Performance Monitoring Patterns
📊 Query Performance Metrics
- • Resolver execution time per field
- • Database query count and duration
- • Memory usage during query execution
- • Cache hit/miss ratios for DataLoaders
🚨 Alert Thresholds
- • Query execution time > 5 seconds
- • Database queries per request > 20
- • Query complexity score > 1000
- • Memory usage > 100MB per query
Information Disclosure Prevention
GraphQL's introspection feature and verbose error messages can leak sensitive information about your system architecture and data structure.
Introspection Security
⚠️ Production Risk
query IntrospectionQuery {
__schema {
types {
name
fields {
name
type {
name
}
}
}
}
}
This query reveals your entire schema structure to attackers.
✅ Secure Configuration
const server = new ApolloServer({
typeDefs,
resolvers,
introspection: false,
playground: false,
formatError: (error) => {
console.error(error);
return new Error('Internal server error');
}
});
Disable introspection and sanitize errors in production.
Error Handling Security
// Secure error handling with different environments
const formatError = (error) => {
// Log full error details for debugging
console.error('GraphQL Error:', {
message: error.message,
locations: error.locations,
path: error.path,
stack: error.stack
});
// Return sanitized error based on environment
if (process.env.NODE_ENV === 'production') {
// Generic error message in production
if (error.message.includes('unauthorized')) {
return new Error('Authentication required');
}
if (error.message.includes('forbidden')) {
return new Error('Access denied');
}
return new Error('Something went wrong');
}
// Detailed errors in development
return error;
};
Automated GraphQL Security Testing
Manual code review catches many issues, but automated testing is essential for comprehensive GraphQL security coverage.
Security Testing Tools
GraphQL Cop
Security auditing for GraphQL endpoints
• Introspection detection
• Query complexity analysis
• Common vulnerability scanning
• Automated testing
InQL
GraphQL security scanner
• Schema analysis
• Mutation testing
• Authorization bypass detection
• Burp Suite integration
GraphQL Voyager
Schema visualization and analysis
• Schema structure mapping
• Relationship analysis
• Security hotspot identification
• Interactive exploration
GraphQL Security Review Checklist
🔍 Complete Security Review Checklist
Authorization: Field-level access controls implemented, not just query-level
Query Complexity: Depth limiting and cost analysis configured
N+1 Prevention: DataLoaders or equivalent batching implemented
Rate Limiting: Query complexity-based rate limiting enabled
Error Handling: Production errors sanitized, no stack traces exposed
Introspection: Disabled in production environments
Query Validation: Input validation and sanitization implemented
Monitoring: Query performance and security metrics trackedAdvanced Security Patterns
Beyond basic security measures, advanced GraphQL applications require sophisticated patterns to handle complex authorization scenarios and performance optimizations.
Query Whitelisting
🔒 Production Query Control
Query whitelisting allows only pre-approved queries to execute in production, providing the highest level of security but reducing flexibility.
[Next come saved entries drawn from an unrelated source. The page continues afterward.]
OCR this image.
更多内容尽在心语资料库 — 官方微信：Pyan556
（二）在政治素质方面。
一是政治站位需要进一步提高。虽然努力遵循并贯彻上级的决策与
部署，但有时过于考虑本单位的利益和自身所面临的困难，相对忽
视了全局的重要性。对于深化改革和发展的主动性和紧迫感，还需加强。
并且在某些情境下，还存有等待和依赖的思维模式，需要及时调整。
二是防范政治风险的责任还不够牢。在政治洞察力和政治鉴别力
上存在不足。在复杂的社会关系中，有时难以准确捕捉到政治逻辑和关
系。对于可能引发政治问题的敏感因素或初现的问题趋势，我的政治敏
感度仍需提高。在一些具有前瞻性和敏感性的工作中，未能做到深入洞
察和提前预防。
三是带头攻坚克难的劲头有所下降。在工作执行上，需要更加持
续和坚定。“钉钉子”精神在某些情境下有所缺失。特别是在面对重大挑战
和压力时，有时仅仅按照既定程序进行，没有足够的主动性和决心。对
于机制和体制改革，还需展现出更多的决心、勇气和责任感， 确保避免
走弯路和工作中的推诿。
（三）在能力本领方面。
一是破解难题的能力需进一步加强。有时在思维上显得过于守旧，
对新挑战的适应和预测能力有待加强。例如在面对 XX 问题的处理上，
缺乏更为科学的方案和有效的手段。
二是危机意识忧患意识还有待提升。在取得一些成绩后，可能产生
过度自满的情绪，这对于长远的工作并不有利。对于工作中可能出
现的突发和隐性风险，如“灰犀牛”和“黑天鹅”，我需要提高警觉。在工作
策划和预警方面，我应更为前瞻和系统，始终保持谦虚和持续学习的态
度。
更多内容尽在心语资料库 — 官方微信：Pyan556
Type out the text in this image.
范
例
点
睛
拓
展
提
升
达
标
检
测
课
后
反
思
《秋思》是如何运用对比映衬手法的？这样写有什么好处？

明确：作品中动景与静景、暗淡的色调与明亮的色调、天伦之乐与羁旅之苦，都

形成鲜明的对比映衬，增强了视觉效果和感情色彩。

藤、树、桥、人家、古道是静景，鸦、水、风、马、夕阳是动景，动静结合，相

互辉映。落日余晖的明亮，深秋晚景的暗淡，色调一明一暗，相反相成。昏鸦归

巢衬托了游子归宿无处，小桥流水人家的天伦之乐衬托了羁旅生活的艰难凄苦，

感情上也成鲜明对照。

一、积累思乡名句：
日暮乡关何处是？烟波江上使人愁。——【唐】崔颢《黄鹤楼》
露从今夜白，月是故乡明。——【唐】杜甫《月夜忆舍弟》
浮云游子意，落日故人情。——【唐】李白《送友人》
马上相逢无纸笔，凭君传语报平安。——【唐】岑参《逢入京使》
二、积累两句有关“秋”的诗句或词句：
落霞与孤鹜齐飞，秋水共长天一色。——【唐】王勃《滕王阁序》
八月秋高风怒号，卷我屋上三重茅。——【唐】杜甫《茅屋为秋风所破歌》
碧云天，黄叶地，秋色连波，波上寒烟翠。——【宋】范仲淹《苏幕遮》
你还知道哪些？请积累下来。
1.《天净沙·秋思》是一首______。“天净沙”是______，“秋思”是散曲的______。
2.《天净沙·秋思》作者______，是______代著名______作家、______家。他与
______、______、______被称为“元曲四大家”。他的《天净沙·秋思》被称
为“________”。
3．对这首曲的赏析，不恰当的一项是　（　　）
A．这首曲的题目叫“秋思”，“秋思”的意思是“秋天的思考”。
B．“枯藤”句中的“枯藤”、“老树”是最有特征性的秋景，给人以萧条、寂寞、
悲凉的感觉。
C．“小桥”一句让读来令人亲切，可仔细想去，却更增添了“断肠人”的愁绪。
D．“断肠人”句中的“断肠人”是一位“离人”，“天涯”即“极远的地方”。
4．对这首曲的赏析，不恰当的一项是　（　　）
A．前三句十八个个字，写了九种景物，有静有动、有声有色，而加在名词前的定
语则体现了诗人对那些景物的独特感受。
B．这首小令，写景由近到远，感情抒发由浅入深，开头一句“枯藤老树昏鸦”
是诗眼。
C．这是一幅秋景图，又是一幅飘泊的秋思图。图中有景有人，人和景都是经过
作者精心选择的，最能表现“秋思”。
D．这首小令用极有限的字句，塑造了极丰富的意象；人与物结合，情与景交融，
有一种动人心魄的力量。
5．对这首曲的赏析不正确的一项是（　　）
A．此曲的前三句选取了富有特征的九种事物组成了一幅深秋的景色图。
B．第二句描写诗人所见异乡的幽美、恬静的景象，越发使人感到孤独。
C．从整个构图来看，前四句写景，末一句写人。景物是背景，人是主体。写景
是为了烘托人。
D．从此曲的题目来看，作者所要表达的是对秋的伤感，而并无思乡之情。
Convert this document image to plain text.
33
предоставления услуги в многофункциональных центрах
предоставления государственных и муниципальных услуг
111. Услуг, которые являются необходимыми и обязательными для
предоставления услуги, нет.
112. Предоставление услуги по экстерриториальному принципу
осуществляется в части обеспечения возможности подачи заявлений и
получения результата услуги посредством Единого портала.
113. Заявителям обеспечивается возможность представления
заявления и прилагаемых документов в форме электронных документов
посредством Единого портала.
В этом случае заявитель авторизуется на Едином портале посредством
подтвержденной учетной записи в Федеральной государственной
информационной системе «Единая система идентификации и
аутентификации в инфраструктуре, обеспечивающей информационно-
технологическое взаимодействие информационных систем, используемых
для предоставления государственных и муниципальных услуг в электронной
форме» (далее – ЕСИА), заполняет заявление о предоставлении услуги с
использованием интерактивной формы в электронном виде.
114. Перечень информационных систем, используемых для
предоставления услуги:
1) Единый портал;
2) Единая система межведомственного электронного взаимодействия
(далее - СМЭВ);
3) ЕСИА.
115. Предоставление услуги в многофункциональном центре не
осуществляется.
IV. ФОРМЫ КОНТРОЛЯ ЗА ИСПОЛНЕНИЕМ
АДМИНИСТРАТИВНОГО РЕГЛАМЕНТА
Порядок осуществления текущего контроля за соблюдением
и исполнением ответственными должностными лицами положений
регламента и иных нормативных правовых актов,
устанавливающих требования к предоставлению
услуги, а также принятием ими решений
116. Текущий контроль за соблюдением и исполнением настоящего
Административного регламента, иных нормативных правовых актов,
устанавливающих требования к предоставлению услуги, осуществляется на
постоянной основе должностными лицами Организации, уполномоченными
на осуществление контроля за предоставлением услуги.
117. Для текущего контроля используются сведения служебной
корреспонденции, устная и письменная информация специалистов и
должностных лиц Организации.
const server = new ApolloServer({
typeDefs,
resolvers,
validationRules: [
require('graphql-query-whitelist')({
whitelist: allowedQueries,
throwError: true
})
]
});
Resource-Based Authorization
🏗️ RBAC Implementation
- • Role-based field access
- • Dynamic permission evaluation
- • Context-aware authorization
- • Resource ownership checks
🎯 ABAC Patterns
- • Attribute-based decisions
- • Policy engine integration
- • Multi-factor authorization
- • Time-based access controls
🔐 GraphQL security requires a schema-first, defense-in-depth approach.